IN HIS MEMOIR Music Is My Mistress, Duke Ellington devotes a section to Sinatra, kicking it off with the observation that he is “a unique individual—a primo nonconformist assoluto.” This is about as high a compliment as Ellington can pay. He speaks admiringly about Frank “as an artist” and about his commitment to race tolerance and his refusal to be bossed or tossed around. “He felt that a syndicated columnist had spoken out of turn. So what did Francis do? He slugged the cat, and then went on and upwards to still greater heights.”

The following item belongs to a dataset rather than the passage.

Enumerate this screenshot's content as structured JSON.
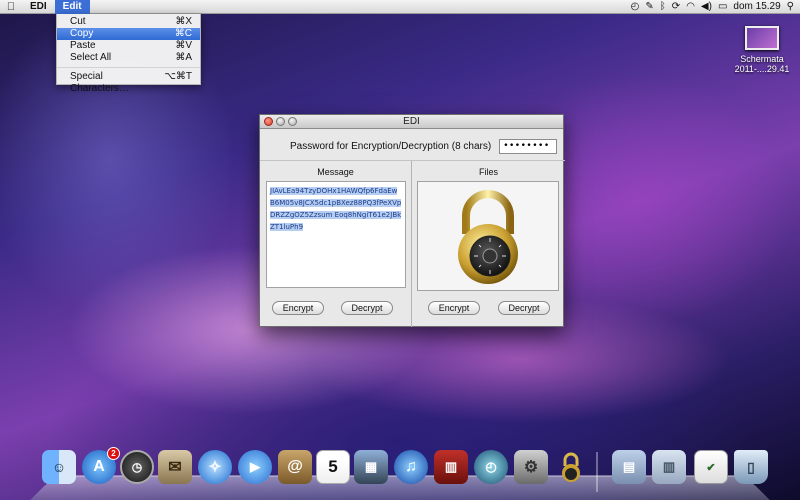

Sinatra seldom recorded songs by Duke Ellington, but when he did the results were breathtaking. In “Mood Indigo” (from the album In the Wee Small Hours), there is that grand moment when Sinatra delivers the word “no” eleven times, in the verse beginning “You ain’t ever been blue.” This is a saloon song par excellence: lonesome, intimate, yet not beyond the power of music to enchant: a wail modified by a sweet melody. Frank’s other great Ellington cover is “I Got It Bad (and That Ain’t Good),” on A Swinging Affair. The song is historically associated with the female voice and a specifically female predicament, which can be summarized in ten words: “I love the bastard even though he’s a bastard.”
Sinatra sang other songs that were generally associated with female performers: “Bye Bye Baby” from Gentlemen Prefer Blondes; “The Girl That Got Away,” which had been “The Man That Got Away” when Judy Garland sang it in A Star Is Born but got a new, male-specific conclusion from Ira Gershwin at Frank’s request; “I Could Have Danced All Night,” Julie Andrews’s showstopper in My Fair Lady.
His take on “I Got It Bad” suggests not only that the song is not as gender-specific as we had first thought, but also that the singer’s expression of his masculinity includes a frank acknowledgment of a feminine side, a side that is vulnerable, gets wounded, hurts, cries, has his heart broken by a lover. It is a pity that there aren’t more Ellington and Billy Strayhorn numbers in the Sinatra playbook. Ellington biographer Terry Teachout tells us that Sinatra tried to record “Lush Life,” but that the song’s intricate melody “defeated” him.
Between Sinatra and the Duke the respect was mutual. When Ellington unveiled his forty-five-minute jazz symphony Black, Brown and Beige at Carnegie Hall in 1943, it meant a lot to him that Sinatra came backstage armed with a bouquet of roses. And Ellington is one of the hundred notable jazz musicians who, according to Gene Lees, listed Sinatra as their favorite singer. The relationship as it unfolded between Ellington and Sinatra conformed to a familiar pattern: Sinatra, when he recognized musical genius, would seek to collaborate with the person or persons involved, would figure out ways to do so, and would respond with great generosity if and when misfortune struck the other. Sometimes the product was great: the albums he recorded with the Count Basie band swing in a way that transcends the time period. You can listen today to their “Fly Me to the Moon” or “The Best Is Yet to Come” and feel the immediacy of these songs in Quincy Jones’s uptempo arrangements with lots of exclamatory brass. Sometimes the result was less memorable: the record Duke made with Sinatra in 1967, Francis A. and Edward K., was, in Terry Teachout’s words, “mostly lackluster,” and Ellington makes no mention of it in the Sinatra chapter of his memoir, Music Is My Mistress.
In 1962, Ellington signed with Reprise, Sinatra’s newly formed record company, saying he “thought it would be a very good idea to be contracted to some company which is controlled by an artist rather than a businessman. It gives the soul a better opportunity.” When Ellington was ailing, Sinatra sent his private jet to Houston to fetch Dr. Michael DeBakey, then the most celebrated medical man in the nation, and bring him to New York to examine the Duke. When DeBakey said the situation was hopeless, Sinatra sent a steady supply of flowers and fruit to the Duke’s hospital room at the Harkness Pavilion of Columbia Presbyterian Medical Center.